Russ Dixon, Director of Corporate Marketing and Communications, Sunteck Transport Group (Aug/Sep 09)
In the most recent Annual Corporate Survey conducted by Area Development, proximity to major markets and proximity to suppliers were ranked 12th and 16th, respectively, in importance among the site selection factors. They were ranked below highway accessibility, labor costs, and corporate tax rates - but were ahead of availability of long-term financing, training programs, and raw materials availability.
We recognize that choosing the location for a new facility has become a complex, yet strategic, move that can equally spell success or failure for a company's business, especially when it comes to the placement of production plants and distribution centers. But none of the locations you may have under evaluation will be ideal if proximity to markets and suppliers isn't considered.
Three major factors weigh heavily in the proximity decision: Dispersion of markets and suppliers, transportation cost, and green initiatives.
Dispersion of Markets and Suppliers
Markets are recognized as where the finished goods are sold. If your company makes product that is sold universally, i.e., anywhere in the country or world, then locating a plant close to your customers is less important in the site selection decision. However, if your company makes product that is sold only regionally or even locally, then locating a plant close to your customers becomes more important in the location decision.
On the supply side, if your company receives raw materials and components from vendors around the country, and even around the world, then locating a plant close to those suppliers is less important in the selection of a new site. However, if the majority of your suppliers are already - or could be - located within a defined radius, e.g., an area of 250-400 miles, then locating your plant closer to your suppliers will be more important.
Once you perform an analysis of this dispersion, you're unlikely to find a situation where you can satisfy both proximity issues simultaneously in your location decision. Every cost reduction you find by moving closer to markets will probably be offset to some extent by the cost of being further away from suppliers - and vice versa.
As a function of logistics, transportation can be a significant factor in the cost of goods sold, and thus is an important consideration in the site selection decision. Depending upon the industry and products, it can be as little as 5-10 percent of the cost or as much as 30-40 percent. Transportation cost is a variable function of time, distance, size, mode, and fuel cost.
The longer the distance, the less restrictive the pick-up and delivery, the larger the shipment size, the more common the mode of transportation, and the lower the cost of fuel, the less it will cost per mile to move freight from point A to point B. Conversely, the shorter the distance, the more restrictive the pick-up and delivery, the smaller the shipment size, the more unique the mode of transportation, and the higher the cost of fuel, the more it will cost per mile to move freight from point A to point B.
Time - Here are some questions to consider in the time equation: Are your shipments going directly to manufacture, to retail, or to be placed in inventory elsewhere in the supply chain?
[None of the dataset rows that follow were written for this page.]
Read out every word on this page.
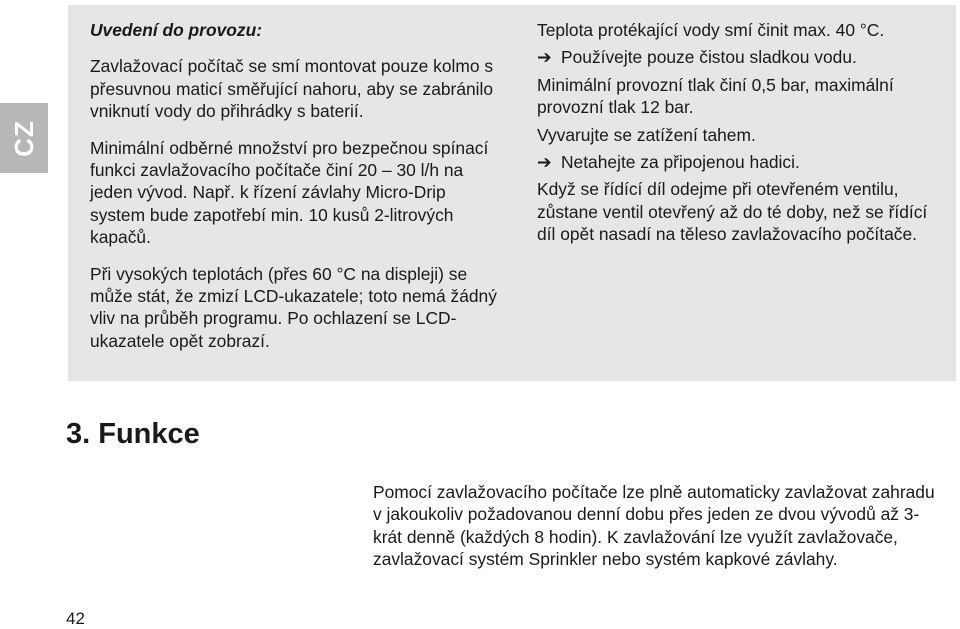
CZ

Uvedení do provozu:

Zavlažovací počítač se smí montovat pouze kolmo s přesuvnou maticí směřující nahoru, aby se zabránilo vniknutí vody do přihrádky s baterií.

Minimální odběrné množství pro bezpečnou spínací funkci zavlažovacího počítače činí 20 – 30 l/h na jeden vývod. Např. k řízení závlahy Micro-Drip system bude zapotřebí min. 10 kusů 2-litrových kapačů.

Při vysokých teplotách (přes 60 °C na displeji) se může stát, že zmizí LCD-ukazatele; toto nemá žádný vliv na průběh programu. Po ochlazení se LCD-ukazatele opět zobrazí.

Teplota protékající vody smí činit max. 40 °C.

➔ Používejte pouze čistou sladkou vodu.

Minimální provozní tlak činí 0,5 bar, maximální provozní tlak 12 bar.

Vyvarujte se zatížení tahem.

➔ Netahejte za připojenou hadici.

Když se řídící díl odejme při otevřeném ventilu, zůstane ventil otevřený až do té doby, než se řídící díl opět nasadí na těleso zavlažovacího počítače.

3. Funkce

Pomocí zavlažovacího počítače lze plně automaticky zavlažovat zahradu v jakoukoliv požadovanou denní dobu přes jeden ze dvou vývodů až 3-krát denně (každých 8 hodin). K zavlažování lze využít zavlažovače, zavlažovací systém Sprinkler nebo systém kapkové závlahy.

42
Are they in support of any just-in-time operations, which will dictate the pick-up and delivery parameters? The answers to these questions will also drive the mode of transportation that will be needed.
Distance - The length of haul between the points of origin and destination are a big part of the transportation cost. A shipment generally moving 1,500 miles will travel at less cost per mile than a shipment moving 500 miles. This also impacts the time element. A good rule of thumb is to add one day for every 250 miles from point A to point B.
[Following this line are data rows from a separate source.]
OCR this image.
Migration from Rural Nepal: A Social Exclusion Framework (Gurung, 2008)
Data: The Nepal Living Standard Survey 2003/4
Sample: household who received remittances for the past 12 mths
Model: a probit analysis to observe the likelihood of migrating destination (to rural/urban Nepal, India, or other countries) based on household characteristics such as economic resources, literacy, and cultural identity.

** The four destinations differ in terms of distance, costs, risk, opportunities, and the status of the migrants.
Size - For purposes of this example, we'll stick with domestic surface transportation. If a shipment weighs less than 10,000 pounds and only occupies part of a trailer, it is likely to be a less-than-truckload (LTL) shipment that will be moved by a regular-route, network-based LTL carrier. Network means there may be multiple transfer points depending on how far the freight moves. If the shipment weighs more than 10,000 pounds (and less than 40,000-45,000 pounds) or occupies the majority or all of a trailer, it is likely to be a full truckload (TL) shipment that will be moved by an irregular route TL carrier.
Mode - LTL, TL, dry van, refrigerated van, and flatbed shipments will move over-the-road. Some over-the-road shipments can also move as intermodal via the rails. Bulk shipments can also be moved on the rails via boxcar. The options are many regarding the mode of transportation that can be selected. Also a function of a time, intermodal is generally slower than truck.
Fuel Cost - Over the past year, the cost of fuel has played an increasingly important role in the cost of transportation. In July 2008, the retail price for diesel peaked at about $4.75 per gallon. And just nine months later, it reached a pre-2007 low of $2.00 per gallon. To recover the additional cost of fuel, carriers will impose a fuel surcharge, often as a percentage of the revenue on the freight bill. Fuel surcharges are negotiated between the carrier and the shipper, but most seem to use $1.10 a gallon as the base point. The fuel surcharge for diesel at $4.75 would be much higher than at $2.00. In some cases, the cost of moving the freight could nearly double. Trucking surcharges are generally higher than intermodal surcharges.